|Friday, 14 March 2003|
By Channa Kasturisinghe
Government and private sector stakeholders of the country's apparel sector have joined hands to increase the industry turnover from its present position of US$ 2.3 billion to US$ 4.5 billion by 2007.
The apparel sector task force appointed by the Government has formulated a five year strategy to achieve this target by transforming the industry from a 'contract manufacturer' to a provider of a 'fully integrated service' able to penetrate the premium market segments in the world. The sectoral report was handed over to the Enterprise Development, Industrial Policy and Investment Promotion Minister Prof. G.L Peiris in Colombo yesterday.
The Minister said the Government is vigorously lobbying with the US authorities for tariff concessions and quotas to help the country's apparel industry to move forward successfully once the quota system is phased out in 2005.
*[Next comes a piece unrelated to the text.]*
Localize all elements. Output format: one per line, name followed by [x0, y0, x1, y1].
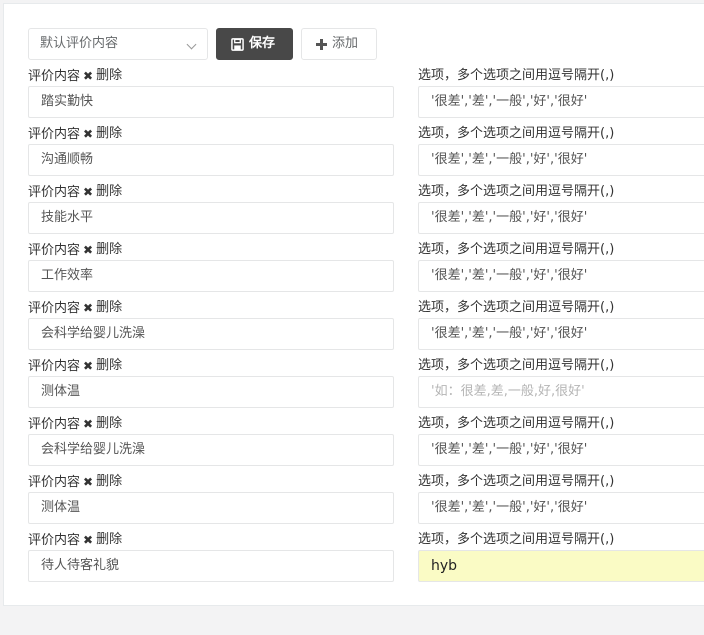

He said the Government is keen to sign a fully fledged Free Trade Agreement with the US and has received a positive response from the US Government which would be a tremendous opportunity to boost the country's economy, especially the apparel industry.
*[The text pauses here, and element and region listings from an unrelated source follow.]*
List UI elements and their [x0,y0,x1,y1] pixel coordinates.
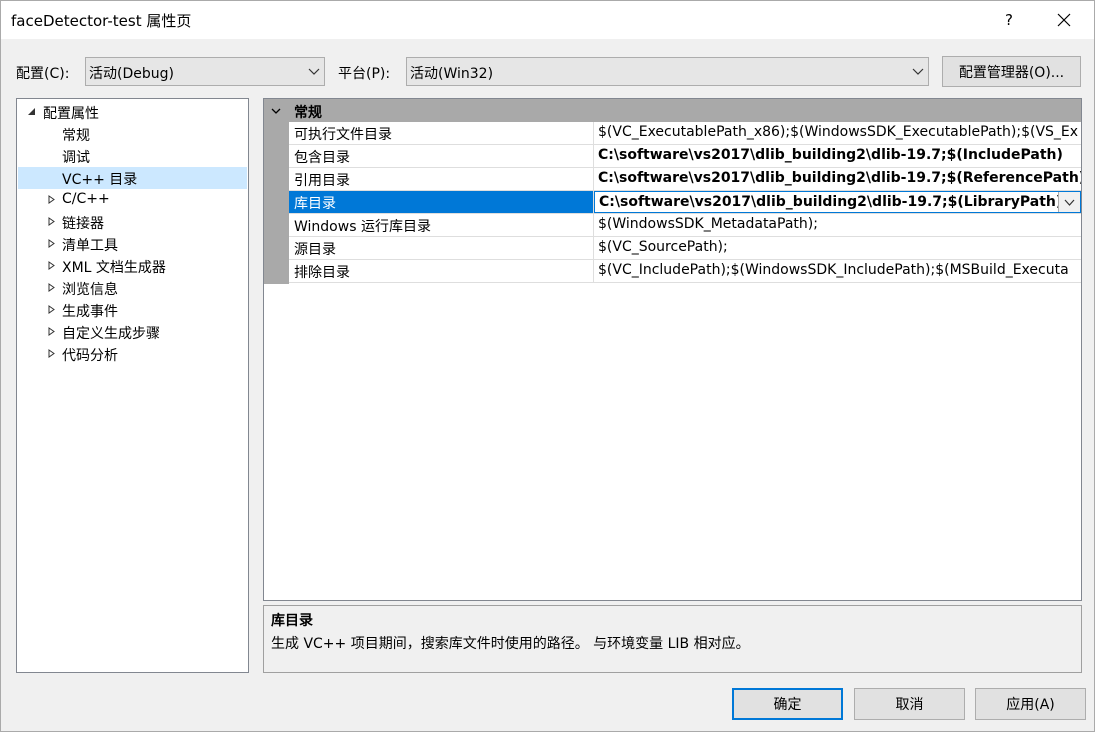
tree-item-build-events[interactable]: 生成事件 [18,299,247,321]
collapsed-triangle-icon [48,349,55,358]
close-button[interactable] [1041,1,1087,39]
property-pages-dialog: faceDetector-test 属性页 ? 配置(C): 活动(Debug)… [0,0,1095,732]
property-value[interactable]: C:\software\vs2017\dlib_building2\dlib-1… [594,145,1081,167]
collapsed-triangle-icon [48,239,55,248]
config-combo-value: 活动(Debug) [89,66,174,82]
platform-combo[interactable]: 活动(Win32) [406,57,929,86]
collapsed-triangle-icon [48,327,55,336]
property-name: 源目录 [289,237,594,259]
property-row-include-dirs[interactable]: 包含目录 C:\software\vs2017\dlib_building2\d… [289,145,1081,168]
collapsed-triangle-icon [48,195,55,204]
help-button[interactable]: ? [991,1,1027,39]
tree-item-linker[interactable]: 链接器 [18,211,247,233]
chevron-down-icon [1064,199,1075,206]
close-icon [1057,13,1071,27]
chevron-down-icon[interactable] [270,105,282,117]
tree-item-manifest-tool[interactable]: 清单工具 [18,233,247,255]
title-bar: faceDetector-test 属性页 ? [1,1,1094,39]
collapsed-triangle-icon [48,217,55,226]
tree-item-custom-build-step[interactable]: 自定义生成步骤 [18,321,247,343]
property-value[interactable]: $(VC_SourcePath); [594,237,1081,259]
property-row-source-dirs[interactable]: 源目录 $(VC_SourcePath); [289,237,1081,260]
property-row-exclude-dirs[interactable]: 排除目录 $(VC_IncludePath);$(WindowsSDK_Incl… [289,260,1081,283]
description-panel: 库目录 生成 VC++ 项目期间，搜索库文件时使用的路径。 与环境变量 LIB … [263,605,1082,673]
property-name: Windows 运行库目录 [289,214,594,236]
tree-item-c-cpp[interactable]: C/C++ [18,189,247,211]
description-title: 库目录 [271,613,313,629]
tree-item-debugging[interactable]: 调试 [18,145,247,167]
expanded-triangle-icon [28,108,35,115]
platform-combo-value: 活动(Win32) [410,66,494,82]
collapsed-triangle-icon [48,305,55,314]
property-value[interactable]: $(VC_ExecutablePath_x86);$(WindowsSDK_Ex… [594,122,1081,144]
property-value[interactable]: $(WindowsSDK_MetadataPath); [594,214,1081,236]
property-row-winrt-dirs[interactable]: Windows 运行库目录 $(WindowsSDK_MetadataPath)… [289,214,1081,237]
category-header-general[interactable]: 常规 [264,99,1081,122]
property-value[interactable]: C:\software\vs2017\dlib_building2\dlib-1… [594,168,1081,190]
collapsed-triangle-icon [48,261,55,270]
tree-item-general[interactable]: 常规 [18,123,247,145]
tree-item-xml-doc-generator[interactable]: XML 文档生成器 [18,255,247,277]
apply-button[interactable]: 应用(A) [975,688,1086,720]
property-name: 排除目录 [289,260,594,282]
cancel-button[interactable]: 取消 [854,688,965,720]
property-value[interactable]: $(VC_IncludePath);$(WindowsSDK_IncludePa… [594,260,1081,282]
property-name: 引用目录 [289,168,594,190]
config-manager-button[interactable]: 配置管理器(O)... [942,56,1081,87]
description-text: 生成 VC++ 项目期间，搜索库文件时使用的路径。 与环境变量 LIB 相对应。 [271,636,750,652]
property-row-executable-dirs[interactable]: 可执行文件目录 $(VC_ExecutablePath_x86);$(Windo… [289,122,1081,145]
config-combo[interactable]: 活动(Debug) [85,57,325,86]
tree-item-code-analysis[interactable]: 代码分析 [18,343,247,365]
config-label: 配置(C): [16,66,70,82]
property-name: 可执行文件目录 [289,122,594,144]
property-row-reference-dirs[interactable]: 引用目录 C:\software\vs2017\dlib_building2\d… [289,168,1081,191]
platform-label: 平台(P): [338,66,391,82]
property-row-library-dirs[interactable]: 库目录 C:\software\vs2017\dlib_building2\dl… [289,191,1081,214]
property-dropdown-button[interactable] [1058,192,1080,212]
collapsed-triangle-icon [48,283,55,292]
window-title: faceDetector-test 属性页 [11,12,192,30]
chevron-down-icon [308,68,320,75]
tree-item-browse-info[interactable]: 浏览信息 [18,277,247,299]
grid-gutter [264,122,289,284]
property-value-text: C:\software\vs2017\dlib_building2\dlib-1… [599,194,1063,210]
tree-item-vc-directories[interactable]: VC++ 目录 [18,167,247,189]
property-grid: 常规 可执行文件目录 $(VC_ExecutablePath_x86);$(Wi… [263,98,1082,601]
ok-button[interactable]: 确定 [732,688,843,720]
property-value[interactable]: C:\software\vs2017\dlib_building2\dlib-1… [594,191,1081,213]
property-name: 库目录 [289,191,594,213]
tree-root-config-properties[interactable]: 配置属性 [18,101,247,123]
chevron-down-icon [912,68,924,75]
property-name: 包含目录 [289,145,594,167]
property-tree: 配置属性 常规 调试 VC++ 目录 C/C++ 链接器 清单工具 XML 文档… [16,98,249,673]
category-label: 常规 [294,105,322,121]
Chairman of the Task Force Mahesh Amalean said that one objective of the strategy is to become internationally recognised in specific product categories in order to compete with larger players such as China.
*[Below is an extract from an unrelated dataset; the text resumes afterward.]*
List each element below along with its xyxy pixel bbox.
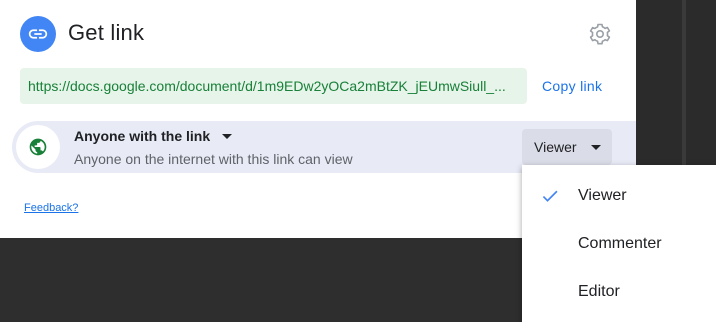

"Presently, Sri Lanka's apparel exports are heavily concentrated in the two large global markets of the US and European Union, which brings about a heavy dependency in terms of business risk. We should diversify into new markets to increase export volumes while reducing its present dependency on two geographical regions. The global development of Preferential Trade Agreements also should be addressed as it poses an additional threat to our industry.
Where price continues to be an important factor globally, Sri Lanka is not as competitive as it should be due to poor labour productivity and insufficient technological advancement, while improving on lead times is an absolutely necessary," he said.
Amalean said that it was important to implement a deliberate phasing out program over the next two years to lessen the impact of the 2005 quota free era and at the same time provide avenues and directions for industries requiring to exit the apparel sector.